One of the key factors that separates humans from animals is our ability to collaborate and coordinate ourselves to achieve a common goal. Human beings are not the fastest or strongest animals – we also lack furs, claws, or teeth to survive alone in the woods. However, our intelligence has been instrumental in helping us combine resources to be on the very top of the value chain.
However, as our groups get larger, it becomes increasingly more difficult to manage cooperation between people who often end up developing conflicting interests and ideas. It is much easier to coordinate 4 people towards a common goal than it is to coordinate 4000 people towards the same goal. In fact, many social studies have highlighted the challenges of coordinate large groups as follows:
3 Challenges that organizations face as they scale up
- Coordination Costs
Coordination costs, an offshoot of transaction cost economics maintain that one of the key costs that organizations incur is the need to keep all stakeholders united towards a common purpose. In effective coordination often results in missed opportunities, wasted revenue, and redundant processes. For instance, Marshall L. Fisher, professor of operations and information management at Wharton in his 2006 paper titled “What Is the Right Supply Chain for Your Product?” observes that “poor coordination among supply chain partners was wasting $30 billion annually. Supply chains in many other industries suffer from an excess of products and a shortage of others owing to an inability to predict demand.”
- Motivation costs
Motivation simply refers to the will to work; however, the performance of people in an organization is often a function of their abilities and the kind of motivation they get. At the magical Dunbar’s number of 150, organizations start seeing employees having a “us” VS “them” mentality in relation to management. Employees start to lose their motivation when they stop feeling like an indispensable part of an organization.
- Relational loss
Relational loss for an organization is similar to motivational costs in that individuals in larger teams tend to perform worse that individuals that work out of small teams.
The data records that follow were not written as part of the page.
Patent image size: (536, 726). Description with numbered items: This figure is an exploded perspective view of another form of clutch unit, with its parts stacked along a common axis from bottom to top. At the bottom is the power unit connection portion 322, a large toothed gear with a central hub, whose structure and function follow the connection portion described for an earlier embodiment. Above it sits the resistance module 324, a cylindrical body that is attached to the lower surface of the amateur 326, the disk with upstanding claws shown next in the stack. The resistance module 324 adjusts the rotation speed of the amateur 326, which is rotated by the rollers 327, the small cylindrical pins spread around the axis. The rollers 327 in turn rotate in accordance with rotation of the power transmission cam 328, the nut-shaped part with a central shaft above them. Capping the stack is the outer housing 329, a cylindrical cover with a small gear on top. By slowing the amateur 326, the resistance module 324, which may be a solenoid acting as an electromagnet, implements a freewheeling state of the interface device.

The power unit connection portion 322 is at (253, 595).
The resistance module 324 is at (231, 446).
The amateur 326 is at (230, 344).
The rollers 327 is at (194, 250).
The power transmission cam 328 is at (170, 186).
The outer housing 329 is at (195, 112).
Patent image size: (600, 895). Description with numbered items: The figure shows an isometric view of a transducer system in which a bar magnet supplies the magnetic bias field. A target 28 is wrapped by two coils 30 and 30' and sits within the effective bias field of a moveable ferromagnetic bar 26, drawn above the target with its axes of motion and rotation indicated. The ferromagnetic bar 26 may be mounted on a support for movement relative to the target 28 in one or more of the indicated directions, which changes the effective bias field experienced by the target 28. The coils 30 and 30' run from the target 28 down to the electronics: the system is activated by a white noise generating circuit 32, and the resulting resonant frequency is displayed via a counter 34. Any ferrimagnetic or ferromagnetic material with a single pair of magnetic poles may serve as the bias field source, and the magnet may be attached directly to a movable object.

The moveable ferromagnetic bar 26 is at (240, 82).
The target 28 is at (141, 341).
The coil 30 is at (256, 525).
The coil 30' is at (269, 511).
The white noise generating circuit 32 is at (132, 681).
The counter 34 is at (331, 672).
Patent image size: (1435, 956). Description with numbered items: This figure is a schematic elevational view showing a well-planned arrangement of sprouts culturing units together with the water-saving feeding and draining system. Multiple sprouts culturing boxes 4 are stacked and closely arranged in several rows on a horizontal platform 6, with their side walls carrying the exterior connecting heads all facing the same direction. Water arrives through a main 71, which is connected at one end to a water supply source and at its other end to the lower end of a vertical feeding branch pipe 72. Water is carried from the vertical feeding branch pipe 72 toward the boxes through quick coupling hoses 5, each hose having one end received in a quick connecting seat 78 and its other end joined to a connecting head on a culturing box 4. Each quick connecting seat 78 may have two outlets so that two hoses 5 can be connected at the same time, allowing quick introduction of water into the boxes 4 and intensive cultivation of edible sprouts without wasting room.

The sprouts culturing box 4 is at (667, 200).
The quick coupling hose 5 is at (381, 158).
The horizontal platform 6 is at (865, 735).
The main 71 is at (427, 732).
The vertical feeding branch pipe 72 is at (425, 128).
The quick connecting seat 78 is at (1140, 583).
Unfortunately, as an organization gets bigger, it runs the risk of seeing a disconnect between its leadership/management and its employees/foot soldiers. In fact, social loafing predicts that people will start to exert less effort to reach a goal when they are part of a group then when they work alone.
Using blockchain technology to run organizations without a C-Suite
As much as it is interesting to watch the bull/bear market run of cryptocurrencies, business executives across different industries must start paying attention to the potential disruption that blockchain can bring to organograms through DAOs. A DAO is simply a decentralized autonomous organization which is capable of running effectively through the use of smart contracts encoded on blockchain technology.
DAOstack is offering businesses a blockchain-based platform to run their operations effectively without necessarily needing to have a CEO or a C-Suite. DAOstack bills itself as a toolkit for exponential organizations that want to explore the possibilities of building a thriving DAO ecosystem. DAOstack wants to set up shop as the WordPress of blockchains by giving companies the tools to create a DAO without spending much time writing code from scratch. DAOstack is positioning itself as a tool for different kinds of organizations but its biggest use cases are for large-scale organizations. Hence, enterprise clients can leverage its modular governance plug-ins to create different entities on an as-needed basis.
DAOstack is uniquely positioned to power the DAO economy with stack categorization of its process. The fact that contributors on DAOs built on DAOstack platform will be incentivized through its token economy also helps to promote the platform as a tool for decentralized collaboration.
The DAO economy has the potential to birth new organizations that will change the course of history in much the same way that internet-based organizations such as Facebook, Amazon, and Google changed the world. For one, decentralized decision-making in organizations will birth new types of structures that makes it easy for the wisdom of the crowd to shine as opposed to the current model where it is hard to judge if people have the best interest of the company at heart.